You'll notice in the charts the housing fits get tighter (higher letters J K M P) for indeterminate or rotating load or shock load... you can't do that and still keep your floating bearing capability so you need to try to eliminate the cause of the rotating load, whatever it is.

On vertical motors where we have had spinning of lower rolling element bearing in the housing, our repair shop tells us it is caused by misalignment, assuming fit was correct (and if they did it last, of course it was correct ;-) ). I assume the misalignment could create the rotating load that causes the spinning.

The axial phase checks mentioned may be helpful in checking for misalignment as well.

By the way, how high are the 1x peaks?

I should mention I'm not at all familiar with the setup you mention... just talking in general terms.

Just an idle question. Have you done any bump tests to determine what the natural frequencies of the unit are? And a bump test of the shaft itself to see if it may have a resonance near 100 Hz?

Jon
Spintelligent Labs

I assume a bump test was done based on the original poster's discussion of changing natural frequency away from 25hz and 100hz but maybe he can clarify.

Along the same lines, it would still be interesting to know if the vibration is directional.

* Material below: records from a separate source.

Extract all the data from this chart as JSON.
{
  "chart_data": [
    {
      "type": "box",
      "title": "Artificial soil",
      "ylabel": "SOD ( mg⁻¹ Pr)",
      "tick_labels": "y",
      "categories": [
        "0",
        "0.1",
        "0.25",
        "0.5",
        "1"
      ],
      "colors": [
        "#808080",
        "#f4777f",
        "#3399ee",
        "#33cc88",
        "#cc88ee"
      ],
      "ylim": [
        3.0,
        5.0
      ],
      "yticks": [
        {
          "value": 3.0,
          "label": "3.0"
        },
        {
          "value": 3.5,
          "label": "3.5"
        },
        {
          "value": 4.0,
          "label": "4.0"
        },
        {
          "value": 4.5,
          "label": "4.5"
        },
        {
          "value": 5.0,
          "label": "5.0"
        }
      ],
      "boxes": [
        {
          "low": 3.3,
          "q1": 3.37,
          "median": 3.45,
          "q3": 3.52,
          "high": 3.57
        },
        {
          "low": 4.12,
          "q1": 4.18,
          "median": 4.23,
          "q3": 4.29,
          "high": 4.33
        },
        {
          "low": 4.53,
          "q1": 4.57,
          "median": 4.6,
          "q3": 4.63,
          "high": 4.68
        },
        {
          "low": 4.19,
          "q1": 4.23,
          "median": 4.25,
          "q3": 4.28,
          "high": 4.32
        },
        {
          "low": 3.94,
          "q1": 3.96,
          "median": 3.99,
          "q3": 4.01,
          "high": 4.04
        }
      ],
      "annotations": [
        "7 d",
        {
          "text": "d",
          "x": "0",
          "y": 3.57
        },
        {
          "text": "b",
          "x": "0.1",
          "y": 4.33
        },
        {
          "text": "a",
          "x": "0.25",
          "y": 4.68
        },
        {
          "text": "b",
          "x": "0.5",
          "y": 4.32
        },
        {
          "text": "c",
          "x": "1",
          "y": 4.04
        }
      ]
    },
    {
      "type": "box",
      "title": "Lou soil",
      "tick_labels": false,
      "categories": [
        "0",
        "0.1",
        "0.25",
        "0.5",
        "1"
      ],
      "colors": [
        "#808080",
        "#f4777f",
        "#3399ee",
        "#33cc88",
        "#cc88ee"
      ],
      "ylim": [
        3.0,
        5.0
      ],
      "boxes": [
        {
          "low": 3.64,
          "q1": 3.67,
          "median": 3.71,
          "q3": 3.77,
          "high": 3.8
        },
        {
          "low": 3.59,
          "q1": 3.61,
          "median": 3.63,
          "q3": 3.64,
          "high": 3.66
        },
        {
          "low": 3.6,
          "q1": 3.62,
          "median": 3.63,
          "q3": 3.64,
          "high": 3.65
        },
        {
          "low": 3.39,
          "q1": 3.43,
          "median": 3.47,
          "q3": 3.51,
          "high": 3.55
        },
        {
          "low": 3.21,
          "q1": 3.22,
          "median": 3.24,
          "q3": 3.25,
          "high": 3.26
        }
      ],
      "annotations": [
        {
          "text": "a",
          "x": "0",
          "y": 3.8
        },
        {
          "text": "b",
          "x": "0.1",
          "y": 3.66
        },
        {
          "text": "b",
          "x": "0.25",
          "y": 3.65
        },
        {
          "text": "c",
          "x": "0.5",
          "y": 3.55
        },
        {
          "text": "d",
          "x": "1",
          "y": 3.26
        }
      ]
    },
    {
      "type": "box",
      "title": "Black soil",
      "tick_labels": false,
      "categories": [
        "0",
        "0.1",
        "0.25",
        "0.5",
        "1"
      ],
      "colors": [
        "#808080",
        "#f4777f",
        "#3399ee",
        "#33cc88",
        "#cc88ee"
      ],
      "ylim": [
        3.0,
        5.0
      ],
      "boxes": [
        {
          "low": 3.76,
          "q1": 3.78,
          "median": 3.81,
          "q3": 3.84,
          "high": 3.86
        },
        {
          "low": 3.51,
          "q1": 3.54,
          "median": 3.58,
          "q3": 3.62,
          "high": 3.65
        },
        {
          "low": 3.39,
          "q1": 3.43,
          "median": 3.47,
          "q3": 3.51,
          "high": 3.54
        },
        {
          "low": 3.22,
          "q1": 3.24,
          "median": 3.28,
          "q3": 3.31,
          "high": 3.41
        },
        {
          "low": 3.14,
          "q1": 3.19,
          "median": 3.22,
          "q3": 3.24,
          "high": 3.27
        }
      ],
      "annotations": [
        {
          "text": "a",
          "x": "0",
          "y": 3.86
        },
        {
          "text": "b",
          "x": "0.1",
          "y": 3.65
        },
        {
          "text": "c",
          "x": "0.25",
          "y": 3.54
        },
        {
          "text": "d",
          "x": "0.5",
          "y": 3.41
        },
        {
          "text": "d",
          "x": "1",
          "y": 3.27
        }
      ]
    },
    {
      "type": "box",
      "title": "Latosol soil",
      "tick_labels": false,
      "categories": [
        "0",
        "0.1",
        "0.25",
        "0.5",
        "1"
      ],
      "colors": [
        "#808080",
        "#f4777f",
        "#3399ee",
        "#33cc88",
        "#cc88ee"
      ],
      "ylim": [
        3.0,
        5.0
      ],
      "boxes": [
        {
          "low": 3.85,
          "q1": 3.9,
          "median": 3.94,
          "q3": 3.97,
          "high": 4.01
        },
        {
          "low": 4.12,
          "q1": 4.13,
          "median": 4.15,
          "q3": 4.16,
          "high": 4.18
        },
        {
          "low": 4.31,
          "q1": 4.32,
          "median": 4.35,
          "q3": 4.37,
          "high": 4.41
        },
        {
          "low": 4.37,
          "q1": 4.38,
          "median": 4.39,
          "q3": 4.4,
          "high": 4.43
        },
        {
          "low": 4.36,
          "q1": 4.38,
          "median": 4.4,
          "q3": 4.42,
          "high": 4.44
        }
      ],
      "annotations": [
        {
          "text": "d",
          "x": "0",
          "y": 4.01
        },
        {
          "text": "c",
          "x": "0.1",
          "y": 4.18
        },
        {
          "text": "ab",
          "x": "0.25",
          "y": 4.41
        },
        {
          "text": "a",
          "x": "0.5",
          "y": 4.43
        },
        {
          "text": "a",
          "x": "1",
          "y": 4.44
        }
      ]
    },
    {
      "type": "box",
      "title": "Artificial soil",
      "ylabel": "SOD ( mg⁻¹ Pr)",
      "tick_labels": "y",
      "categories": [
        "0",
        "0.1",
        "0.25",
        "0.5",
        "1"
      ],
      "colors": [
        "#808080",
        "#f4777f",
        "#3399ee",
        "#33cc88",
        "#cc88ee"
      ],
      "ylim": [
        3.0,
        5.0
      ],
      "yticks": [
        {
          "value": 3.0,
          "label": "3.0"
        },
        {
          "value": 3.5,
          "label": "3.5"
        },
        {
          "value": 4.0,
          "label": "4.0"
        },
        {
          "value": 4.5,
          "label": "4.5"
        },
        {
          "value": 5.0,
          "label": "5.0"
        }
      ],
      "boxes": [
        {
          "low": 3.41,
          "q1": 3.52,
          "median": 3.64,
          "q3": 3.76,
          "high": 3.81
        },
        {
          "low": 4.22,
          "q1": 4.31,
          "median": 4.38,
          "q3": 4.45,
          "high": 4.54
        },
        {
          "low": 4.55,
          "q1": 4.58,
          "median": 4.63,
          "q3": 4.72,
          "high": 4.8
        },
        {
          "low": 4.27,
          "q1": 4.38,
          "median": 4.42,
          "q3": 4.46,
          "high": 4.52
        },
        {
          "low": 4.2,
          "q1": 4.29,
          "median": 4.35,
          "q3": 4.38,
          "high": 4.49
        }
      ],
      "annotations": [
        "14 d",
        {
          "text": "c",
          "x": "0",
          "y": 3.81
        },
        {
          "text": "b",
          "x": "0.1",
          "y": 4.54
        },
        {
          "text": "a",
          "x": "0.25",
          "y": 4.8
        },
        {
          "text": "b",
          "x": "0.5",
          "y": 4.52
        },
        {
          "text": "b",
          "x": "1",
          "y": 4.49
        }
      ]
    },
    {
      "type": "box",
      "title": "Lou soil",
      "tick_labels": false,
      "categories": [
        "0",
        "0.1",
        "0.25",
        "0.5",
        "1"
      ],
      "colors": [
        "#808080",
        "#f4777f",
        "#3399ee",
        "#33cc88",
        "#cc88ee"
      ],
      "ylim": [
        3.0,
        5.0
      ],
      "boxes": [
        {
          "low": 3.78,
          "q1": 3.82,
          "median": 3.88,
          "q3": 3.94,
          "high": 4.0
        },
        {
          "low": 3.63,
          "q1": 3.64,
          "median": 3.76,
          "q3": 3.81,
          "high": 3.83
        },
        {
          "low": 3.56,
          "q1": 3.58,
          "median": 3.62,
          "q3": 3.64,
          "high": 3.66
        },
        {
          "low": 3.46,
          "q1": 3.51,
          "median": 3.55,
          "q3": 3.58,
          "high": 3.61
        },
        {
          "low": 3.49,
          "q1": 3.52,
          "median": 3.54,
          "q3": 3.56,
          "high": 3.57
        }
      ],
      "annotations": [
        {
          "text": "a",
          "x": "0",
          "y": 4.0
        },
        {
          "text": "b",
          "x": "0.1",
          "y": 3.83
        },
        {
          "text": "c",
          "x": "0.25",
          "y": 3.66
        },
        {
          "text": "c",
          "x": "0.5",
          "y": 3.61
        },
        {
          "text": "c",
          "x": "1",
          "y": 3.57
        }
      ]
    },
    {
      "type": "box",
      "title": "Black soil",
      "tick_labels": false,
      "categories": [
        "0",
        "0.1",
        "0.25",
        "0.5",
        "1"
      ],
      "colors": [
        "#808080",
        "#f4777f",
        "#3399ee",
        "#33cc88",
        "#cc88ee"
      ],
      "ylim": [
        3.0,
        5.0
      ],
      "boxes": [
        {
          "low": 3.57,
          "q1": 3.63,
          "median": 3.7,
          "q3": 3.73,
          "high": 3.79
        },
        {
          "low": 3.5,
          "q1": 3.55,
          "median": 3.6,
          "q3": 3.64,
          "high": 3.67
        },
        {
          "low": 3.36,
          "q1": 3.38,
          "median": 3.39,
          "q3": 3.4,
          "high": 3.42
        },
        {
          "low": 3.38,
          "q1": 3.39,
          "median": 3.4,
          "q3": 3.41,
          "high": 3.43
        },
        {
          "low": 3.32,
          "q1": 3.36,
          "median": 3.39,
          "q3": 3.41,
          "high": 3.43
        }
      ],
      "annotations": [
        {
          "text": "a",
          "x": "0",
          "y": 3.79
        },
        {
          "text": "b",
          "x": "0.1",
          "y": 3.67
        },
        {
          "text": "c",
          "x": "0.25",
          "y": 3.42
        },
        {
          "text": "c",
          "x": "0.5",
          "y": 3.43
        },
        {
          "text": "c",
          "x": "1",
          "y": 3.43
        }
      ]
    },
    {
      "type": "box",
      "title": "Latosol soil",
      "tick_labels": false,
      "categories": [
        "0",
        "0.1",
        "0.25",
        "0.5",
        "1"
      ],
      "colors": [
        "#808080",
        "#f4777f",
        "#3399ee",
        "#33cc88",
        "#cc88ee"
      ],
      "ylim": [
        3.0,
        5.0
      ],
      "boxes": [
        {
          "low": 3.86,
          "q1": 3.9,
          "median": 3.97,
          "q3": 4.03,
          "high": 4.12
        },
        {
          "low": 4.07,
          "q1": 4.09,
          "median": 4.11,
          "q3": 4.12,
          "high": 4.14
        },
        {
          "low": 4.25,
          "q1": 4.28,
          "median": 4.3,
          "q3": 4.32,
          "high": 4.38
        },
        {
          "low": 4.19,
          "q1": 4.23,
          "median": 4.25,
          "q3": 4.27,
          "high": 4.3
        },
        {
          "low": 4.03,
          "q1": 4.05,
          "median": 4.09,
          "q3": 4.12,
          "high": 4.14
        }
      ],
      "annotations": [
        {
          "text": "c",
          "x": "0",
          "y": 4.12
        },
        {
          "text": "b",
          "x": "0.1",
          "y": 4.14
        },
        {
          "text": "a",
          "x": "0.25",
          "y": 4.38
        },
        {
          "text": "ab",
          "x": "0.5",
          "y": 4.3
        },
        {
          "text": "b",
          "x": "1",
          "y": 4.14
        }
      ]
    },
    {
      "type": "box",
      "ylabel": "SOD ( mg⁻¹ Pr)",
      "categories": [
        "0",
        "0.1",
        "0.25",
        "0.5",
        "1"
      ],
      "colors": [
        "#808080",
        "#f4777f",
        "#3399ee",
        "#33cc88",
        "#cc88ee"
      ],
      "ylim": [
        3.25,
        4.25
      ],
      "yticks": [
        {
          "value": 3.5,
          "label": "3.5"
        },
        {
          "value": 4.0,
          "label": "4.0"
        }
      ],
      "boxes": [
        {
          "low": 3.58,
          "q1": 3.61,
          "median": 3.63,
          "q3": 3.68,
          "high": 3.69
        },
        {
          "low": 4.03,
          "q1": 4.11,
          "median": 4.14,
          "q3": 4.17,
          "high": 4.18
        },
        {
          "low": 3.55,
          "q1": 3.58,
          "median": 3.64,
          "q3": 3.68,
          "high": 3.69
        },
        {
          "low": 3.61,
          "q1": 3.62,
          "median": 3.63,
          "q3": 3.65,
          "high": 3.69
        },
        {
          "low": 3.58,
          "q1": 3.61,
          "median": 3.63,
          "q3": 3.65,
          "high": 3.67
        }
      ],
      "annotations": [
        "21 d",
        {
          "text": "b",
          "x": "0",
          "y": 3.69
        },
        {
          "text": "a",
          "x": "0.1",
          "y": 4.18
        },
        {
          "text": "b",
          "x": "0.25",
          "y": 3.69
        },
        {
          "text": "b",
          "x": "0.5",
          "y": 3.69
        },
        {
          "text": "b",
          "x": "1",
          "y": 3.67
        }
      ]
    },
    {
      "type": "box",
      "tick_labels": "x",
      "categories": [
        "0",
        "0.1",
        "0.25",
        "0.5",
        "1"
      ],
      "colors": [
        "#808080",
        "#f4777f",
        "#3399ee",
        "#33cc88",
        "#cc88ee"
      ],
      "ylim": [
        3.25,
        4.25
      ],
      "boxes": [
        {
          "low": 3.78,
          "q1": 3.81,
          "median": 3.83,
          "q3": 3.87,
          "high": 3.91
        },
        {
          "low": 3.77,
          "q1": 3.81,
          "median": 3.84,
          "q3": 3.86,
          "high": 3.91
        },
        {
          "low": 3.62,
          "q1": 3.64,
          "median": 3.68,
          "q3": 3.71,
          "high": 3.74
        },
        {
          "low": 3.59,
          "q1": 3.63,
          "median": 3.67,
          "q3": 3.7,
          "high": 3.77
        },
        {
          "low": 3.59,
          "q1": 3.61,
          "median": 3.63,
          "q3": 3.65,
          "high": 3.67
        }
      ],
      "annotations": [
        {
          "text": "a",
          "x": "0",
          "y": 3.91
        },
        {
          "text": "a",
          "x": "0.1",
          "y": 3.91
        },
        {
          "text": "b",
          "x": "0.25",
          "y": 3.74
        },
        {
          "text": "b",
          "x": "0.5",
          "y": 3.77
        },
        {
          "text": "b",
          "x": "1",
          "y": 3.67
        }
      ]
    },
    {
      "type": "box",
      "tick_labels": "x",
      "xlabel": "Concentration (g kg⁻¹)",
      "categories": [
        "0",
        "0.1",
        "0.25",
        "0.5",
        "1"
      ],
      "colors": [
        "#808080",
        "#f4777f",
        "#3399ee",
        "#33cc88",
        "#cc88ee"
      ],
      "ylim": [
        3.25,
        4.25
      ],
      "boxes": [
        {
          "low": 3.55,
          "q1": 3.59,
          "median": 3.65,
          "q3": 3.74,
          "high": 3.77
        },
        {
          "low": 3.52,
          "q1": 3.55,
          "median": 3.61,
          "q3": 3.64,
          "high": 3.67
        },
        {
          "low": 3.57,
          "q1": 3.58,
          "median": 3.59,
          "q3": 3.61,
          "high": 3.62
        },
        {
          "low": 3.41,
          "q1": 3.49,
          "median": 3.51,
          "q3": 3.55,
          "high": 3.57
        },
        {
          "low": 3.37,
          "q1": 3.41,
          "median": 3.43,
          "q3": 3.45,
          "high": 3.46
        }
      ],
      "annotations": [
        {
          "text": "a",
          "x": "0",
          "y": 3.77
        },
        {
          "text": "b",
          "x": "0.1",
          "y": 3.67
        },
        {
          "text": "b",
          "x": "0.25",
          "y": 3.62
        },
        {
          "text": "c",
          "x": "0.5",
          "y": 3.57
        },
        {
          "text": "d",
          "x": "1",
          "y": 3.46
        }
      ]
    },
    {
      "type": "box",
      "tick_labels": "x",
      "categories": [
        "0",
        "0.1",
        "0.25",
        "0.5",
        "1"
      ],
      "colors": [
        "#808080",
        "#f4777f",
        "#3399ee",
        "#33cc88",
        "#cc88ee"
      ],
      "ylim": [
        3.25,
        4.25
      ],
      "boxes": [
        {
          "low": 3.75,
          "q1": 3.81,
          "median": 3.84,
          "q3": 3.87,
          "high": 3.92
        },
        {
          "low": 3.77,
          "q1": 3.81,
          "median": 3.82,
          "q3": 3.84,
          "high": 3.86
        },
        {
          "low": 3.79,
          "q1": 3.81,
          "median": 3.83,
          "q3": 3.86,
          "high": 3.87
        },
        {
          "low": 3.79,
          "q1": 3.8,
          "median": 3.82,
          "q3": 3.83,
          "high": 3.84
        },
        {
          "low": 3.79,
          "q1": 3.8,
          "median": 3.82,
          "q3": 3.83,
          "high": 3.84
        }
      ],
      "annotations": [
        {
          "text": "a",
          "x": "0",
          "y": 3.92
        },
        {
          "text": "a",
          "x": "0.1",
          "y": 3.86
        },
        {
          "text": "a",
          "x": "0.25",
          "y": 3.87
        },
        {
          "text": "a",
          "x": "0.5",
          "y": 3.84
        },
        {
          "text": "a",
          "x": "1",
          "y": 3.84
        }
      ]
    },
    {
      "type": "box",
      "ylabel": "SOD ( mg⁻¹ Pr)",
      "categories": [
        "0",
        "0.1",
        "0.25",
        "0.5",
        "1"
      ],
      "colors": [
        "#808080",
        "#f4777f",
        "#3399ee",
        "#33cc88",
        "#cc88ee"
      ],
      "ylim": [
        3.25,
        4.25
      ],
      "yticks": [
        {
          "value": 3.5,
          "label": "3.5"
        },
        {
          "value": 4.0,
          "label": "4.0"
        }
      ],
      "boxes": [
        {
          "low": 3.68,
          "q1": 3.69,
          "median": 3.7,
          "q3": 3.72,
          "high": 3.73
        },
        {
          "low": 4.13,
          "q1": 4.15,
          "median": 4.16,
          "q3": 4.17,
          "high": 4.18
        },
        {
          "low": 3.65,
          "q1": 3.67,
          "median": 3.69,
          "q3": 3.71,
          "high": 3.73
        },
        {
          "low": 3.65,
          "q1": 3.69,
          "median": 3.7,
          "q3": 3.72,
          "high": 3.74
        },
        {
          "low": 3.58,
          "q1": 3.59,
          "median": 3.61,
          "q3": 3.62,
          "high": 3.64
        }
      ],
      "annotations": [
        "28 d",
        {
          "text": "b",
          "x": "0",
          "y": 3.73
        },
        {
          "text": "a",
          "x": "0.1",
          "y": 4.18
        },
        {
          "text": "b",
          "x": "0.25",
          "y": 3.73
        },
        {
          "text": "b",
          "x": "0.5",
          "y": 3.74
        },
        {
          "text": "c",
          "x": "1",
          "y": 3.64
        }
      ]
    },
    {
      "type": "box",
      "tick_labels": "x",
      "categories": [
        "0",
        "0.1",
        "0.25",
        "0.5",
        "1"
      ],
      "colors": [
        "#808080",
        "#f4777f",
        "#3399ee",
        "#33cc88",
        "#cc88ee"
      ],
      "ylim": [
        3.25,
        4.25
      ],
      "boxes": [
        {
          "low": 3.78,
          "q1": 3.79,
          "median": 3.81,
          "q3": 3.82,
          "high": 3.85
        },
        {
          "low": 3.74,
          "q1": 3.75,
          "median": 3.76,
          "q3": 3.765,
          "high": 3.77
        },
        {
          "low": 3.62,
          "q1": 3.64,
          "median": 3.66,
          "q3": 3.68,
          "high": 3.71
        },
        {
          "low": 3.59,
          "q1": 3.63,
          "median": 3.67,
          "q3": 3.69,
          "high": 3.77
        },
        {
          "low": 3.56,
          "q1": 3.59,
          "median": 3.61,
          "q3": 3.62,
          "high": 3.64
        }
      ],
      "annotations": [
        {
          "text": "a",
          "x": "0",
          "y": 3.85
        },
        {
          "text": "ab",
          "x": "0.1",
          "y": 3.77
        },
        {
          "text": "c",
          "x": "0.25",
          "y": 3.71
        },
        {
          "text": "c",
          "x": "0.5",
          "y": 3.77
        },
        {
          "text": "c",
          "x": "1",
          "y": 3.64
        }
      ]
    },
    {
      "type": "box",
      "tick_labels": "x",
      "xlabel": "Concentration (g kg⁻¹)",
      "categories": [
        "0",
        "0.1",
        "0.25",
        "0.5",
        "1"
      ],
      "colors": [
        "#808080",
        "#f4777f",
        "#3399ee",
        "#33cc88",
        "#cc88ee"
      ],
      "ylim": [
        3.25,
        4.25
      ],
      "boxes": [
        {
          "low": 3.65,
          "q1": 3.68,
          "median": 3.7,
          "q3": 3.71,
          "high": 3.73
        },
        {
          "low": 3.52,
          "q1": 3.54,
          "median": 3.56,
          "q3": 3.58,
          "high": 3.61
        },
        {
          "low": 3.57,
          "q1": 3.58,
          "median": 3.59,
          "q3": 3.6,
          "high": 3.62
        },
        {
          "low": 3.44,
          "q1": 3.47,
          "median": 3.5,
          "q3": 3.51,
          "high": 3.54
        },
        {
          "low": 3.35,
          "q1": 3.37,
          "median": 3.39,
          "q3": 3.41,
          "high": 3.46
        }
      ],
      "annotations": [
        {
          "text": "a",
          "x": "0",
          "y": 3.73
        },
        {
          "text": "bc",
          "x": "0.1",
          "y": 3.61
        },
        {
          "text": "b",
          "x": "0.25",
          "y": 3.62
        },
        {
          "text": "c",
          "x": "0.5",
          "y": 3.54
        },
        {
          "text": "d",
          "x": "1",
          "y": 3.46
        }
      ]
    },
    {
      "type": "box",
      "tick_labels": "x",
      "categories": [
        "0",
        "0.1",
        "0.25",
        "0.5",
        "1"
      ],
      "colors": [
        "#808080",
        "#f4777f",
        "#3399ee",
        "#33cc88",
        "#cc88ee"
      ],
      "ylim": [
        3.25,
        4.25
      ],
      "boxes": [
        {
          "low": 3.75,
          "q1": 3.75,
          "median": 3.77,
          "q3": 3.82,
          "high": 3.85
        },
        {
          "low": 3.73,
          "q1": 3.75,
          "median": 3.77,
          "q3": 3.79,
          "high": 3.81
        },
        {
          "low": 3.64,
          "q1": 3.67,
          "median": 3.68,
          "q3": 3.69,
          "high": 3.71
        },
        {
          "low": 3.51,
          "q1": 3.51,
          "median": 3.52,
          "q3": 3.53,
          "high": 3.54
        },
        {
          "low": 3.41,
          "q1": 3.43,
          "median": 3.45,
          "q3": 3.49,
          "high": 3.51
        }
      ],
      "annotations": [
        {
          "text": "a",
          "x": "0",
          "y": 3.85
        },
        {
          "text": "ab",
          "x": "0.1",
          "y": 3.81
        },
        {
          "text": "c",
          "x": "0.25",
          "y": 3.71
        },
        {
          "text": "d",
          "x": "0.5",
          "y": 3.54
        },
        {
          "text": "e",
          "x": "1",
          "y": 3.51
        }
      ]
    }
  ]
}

Have a look at the drive pulley vibration readings, sometimes you will see problems in the motor/coupling areas but these are not the source of the problem. Testing the drive roller bearings can identify balance/misalignment cracked shafts etc. Usually the levels are not as high because thay are mounted more securely and the vibration gets pushed back through the gearbox to the high speed area due to the size and stability. What ratio is the gearbox running at?